I scooped Snow up, only to have her squirm and dig her hind claws into my ribs. Before she could scratch her way up my chest or twist out of my grasp, I shut her in the bathroom.

When I turned back, I half expected Isabella to be out of the closet. She wasn’t, and the door still looked like glass. Did I need to let her out?

Not without a further question.

“Isabella, are you alone?”

Her brown eyes narrowed as she seemed to look past the door and into the distant yard. “I am alone for now.”

“Do you want to come out?”

She shook her head and shrank away.

“Okay, but why are you here?”

“There is little time, but I have come to warn you,” she whispered.

Oh, great. Another warning. Like I didn’t have enough on my plate. Still, I nodded.

“Go on.”

“Something is awakening the king and his court. Something evil. Something with a darker soul than even Marco.”
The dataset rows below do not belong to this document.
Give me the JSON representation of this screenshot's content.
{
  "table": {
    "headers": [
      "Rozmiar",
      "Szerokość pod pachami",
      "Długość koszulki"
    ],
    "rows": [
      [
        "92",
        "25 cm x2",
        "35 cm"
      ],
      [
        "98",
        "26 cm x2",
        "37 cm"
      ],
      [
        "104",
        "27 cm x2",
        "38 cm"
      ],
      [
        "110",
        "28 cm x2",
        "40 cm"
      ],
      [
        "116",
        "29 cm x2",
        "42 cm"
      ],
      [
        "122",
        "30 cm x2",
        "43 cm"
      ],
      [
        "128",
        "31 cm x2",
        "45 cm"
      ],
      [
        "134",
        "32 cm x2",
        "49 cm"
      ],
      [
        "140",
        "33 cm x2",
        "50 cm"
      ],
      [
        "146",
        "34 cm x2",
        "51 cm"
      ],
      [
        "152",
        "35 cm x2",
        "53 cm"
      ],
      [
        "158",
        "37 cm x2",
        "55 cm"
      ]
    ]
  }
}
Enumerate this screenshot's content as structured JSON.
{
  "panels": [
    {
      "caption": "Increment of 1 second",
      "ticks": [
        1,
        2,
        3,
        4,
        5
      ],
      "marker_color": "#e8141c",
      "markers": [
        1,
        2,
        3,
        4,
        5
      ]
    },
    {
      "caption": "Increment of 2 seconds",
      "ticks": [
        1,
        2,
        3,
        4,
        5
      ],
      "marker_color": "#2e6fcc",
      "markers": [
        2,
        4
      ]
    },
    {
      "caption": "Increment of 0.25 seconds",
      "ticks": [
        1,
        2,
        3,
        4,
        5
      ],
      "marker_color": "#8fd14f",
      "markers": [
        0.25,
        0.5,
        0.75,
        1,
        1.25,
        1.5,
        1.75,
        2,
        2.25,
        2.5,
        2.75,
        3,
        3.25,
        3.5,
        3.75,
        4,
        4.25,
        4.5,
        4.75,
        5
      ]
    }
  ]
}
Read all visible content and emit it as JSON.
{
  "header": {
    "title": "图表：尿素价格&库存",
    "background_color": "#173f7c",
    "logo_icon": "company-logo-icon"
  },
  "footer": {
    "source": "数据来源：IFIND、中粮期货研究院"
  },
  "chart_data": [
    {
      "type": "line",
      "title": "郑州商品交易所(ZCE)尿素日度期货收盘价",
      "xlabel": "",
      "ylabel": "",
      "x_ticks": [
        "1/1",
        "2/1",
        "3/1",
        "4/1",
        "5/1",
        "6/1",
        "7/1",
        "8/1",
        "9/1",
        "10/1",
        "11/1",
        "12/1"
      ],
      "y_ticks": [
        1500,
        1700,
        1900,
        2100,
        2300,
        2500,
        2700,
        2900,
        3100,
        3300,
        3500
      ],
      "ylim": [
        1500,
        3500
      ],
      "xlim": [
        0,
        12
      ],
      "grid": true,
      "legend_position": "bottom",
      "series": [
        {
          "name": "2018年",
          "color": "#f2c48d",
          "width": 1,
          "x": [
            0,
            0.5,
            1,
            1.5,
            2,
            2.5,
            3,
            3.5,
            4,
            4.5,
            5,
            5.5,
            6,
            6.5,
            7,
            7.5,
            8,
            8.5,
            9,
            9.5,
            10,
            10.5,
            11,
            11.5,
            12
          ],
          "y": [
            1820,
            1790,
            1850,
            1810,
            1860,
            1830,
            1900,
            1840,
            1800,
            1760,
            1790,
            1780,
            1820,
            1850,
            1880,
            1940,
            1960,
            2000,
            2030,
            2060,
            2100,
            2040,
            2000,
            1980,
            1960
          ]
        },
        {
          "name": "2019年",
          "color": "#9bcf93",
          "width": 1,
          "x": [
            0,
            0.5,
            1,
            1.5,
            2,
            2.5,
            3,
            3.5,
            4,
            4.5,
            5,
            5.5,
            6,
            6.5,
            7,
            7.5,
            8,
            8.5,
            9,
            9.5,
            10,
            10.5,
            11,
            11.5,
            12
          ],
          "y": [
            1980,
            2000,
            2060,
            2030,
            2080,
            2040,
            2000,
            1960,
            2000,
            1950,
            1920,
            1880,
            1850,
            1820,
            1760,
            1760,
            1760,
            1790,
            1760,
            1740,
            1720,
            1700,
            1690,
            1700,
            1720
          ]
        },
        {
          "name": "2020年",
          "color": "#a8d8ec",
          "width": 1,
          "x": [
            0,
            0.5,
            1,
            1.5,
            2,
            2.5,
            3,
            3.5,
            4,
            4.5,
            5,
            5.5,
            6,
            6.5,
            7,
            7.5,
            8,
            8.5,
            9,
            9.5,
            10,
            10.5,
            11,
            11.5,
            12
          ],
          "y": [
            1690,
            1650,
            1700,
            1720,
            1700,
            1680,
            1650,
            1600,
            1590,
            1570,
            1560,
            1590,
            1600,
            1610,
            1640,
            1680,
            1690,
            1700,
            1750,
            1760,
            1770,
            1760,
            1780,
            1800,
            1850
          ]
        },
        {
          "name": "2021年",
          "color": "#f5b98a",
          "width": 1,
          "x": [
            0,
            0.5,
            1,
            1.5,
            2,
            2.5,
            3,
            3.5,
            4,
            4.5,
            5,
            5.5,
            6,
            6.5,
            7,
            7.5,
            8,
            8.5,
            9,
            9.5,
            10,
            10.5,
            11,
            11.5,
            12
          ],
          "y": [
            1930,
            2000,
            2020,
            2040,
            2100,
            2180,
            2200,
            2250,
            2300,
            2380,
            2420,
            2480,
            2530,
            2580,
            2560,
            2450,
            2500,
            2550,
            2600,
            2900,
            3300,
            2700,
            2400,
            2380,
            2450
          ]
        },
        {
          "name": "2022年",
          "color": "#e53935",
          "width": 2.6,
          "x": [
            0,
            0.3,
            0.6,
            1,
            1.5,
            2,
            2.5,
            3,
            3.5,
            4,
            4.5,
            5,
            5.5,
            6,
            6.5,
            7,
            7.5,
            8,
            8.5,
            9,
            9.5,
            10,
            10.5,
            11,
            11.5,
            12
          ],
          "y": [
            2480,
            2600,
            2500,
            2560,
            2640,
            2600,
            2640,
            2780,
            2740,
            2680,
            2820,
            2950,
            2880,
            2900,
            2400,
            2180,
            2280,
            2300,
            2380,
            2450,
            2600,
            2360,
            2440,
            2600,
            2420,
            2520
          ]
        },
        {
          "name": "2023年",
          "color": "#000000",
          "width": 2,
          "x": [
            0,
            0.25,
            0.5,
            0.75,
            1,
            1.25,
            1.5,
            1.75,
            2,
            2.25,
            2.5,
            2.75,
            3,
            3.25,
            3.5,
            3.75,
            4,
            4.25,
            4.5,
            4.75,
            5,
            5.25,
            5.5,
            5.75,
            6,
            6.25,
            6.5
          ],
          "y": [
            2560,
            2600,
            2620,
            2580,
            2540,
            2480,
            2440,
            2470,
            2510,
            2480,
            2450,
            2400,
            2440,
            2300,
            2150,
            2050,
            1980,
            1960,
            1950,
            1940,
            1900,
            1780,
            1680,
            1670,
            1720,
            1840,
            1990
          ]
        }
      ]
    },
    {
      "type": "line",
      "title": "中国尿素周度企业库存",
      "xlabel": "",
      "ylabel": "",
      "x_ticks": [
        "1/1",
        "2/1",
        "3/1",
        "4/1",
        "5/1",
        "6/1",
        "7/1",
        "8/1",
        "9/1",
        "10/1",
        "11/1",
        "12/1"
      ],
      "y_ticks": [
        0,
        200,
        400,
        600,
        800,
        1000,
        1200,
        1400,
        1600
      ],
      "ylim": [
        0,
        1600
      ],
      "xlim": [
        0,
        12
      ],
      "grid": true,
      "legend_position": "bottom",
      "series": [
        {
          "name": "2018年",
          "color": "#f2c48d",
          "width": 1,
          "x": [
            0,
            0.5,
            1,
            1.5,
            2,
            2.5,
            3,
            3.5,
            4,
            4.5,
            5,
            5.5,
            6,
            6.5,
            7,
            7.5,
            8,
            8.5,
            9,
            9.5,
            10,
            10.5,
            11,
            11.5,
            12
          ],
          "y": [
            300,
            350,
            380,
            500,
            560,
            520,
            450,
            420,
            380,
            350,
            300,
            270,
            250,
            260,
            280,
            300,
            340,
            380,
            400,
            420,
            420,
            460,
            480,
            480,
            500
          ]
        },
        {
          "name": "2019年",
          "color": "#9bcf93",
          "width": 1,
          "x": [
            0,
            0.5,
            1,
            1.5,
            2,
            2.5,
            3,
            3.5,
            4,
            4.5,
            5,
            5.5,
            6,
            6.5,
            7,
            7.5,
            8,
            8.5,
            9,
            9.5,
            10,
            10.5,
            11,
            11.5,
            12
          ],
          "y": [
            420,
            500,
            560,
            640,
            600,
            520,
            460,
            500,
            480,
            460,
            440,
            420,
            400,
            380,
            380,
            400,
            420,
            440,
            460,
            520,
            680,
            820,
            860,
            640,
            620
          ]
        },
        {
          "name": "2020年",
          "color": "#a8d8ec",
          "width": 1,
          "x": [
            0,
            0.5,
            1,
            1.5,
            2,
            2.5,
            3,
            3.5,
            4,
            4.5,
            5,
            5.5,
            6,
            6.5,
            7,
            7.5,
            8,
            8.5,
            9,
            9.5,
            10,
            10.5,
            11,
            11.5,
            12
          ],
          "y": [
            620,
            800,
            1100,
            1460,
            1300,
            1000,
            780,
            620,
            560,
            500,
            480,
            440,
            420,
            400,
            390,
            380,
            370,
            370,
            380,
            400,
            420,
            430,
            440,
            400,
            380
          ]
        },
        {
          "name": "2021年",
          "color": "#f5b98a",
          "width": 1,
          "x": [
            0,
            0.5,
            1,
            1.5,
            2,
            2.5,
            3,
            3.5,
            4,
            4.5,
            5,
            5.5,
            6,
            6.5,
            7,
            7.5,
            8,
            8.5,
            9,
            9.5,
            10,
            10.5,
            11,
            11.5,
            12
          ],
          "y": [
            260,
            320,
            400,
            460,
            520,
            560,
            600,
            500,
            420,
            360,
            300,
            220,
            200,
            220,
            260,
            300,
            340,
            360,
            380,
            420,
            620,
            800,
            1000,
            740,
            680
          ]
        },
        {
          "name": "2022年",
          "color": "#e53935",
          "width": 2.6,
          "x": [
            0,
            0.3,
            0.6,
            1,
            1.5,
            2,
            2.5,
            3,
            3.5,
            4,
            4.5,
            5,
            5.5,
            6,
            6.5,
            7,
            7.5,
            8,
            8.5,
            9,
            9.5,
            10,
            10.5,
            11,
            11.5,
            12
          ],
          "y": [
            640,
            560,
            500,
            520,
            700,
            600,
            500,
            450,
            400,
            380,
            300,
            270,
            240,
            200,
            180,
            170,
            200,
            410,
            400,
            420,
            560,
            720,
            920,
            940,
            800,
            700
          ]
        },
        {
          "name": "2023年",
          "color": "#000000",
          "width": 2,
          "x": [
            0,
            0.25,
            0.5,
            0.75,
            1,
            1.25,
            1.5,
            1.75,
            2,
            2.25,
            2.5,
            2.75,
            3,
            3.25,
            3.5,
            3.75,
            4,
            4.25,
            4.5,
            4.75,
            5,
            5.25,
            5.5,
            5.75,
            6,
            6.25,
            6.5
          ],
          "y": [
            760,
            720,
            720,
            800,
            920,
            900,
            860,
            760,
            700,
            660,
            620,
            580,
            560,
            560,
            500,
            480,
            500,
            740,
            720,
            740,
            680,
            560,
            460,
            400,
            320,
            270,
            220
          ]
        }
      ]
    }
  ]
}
My breath hitched. Finding a darker soul than Marco’s would be a trick. He was the psychopath who’d courted me when he was human. When I rejected him, he voluntarily joined the vampires, rose to become Normand’s right-hand vamp, and then captured me so I could be Turned. Marco had counted on pairing up with me, but Normand wasn’t a vampire to be manipulated. He’d nixed Marco’s plan.

Did Isabella know Marco was dead?

Didn’t matter. The evil she spoke of had to be Starrack and the Void, but awakening the ghosts of vampires?

“What does the evil want with the king and his cronies?”

Isabella’s nearly solid shoulders lifted in a shrug. “The evil creates chaos. Fear. Vampires excel at both. This is all I know.”

“All right, but I’ve never felt their spirits on this property. Or yours, either, Isabella. Not even when I was still buried under the ruins.”

“After the massacre and fire, the vampires were dismembered and their pieces scattered. We humans, our remains were thrown into the river.”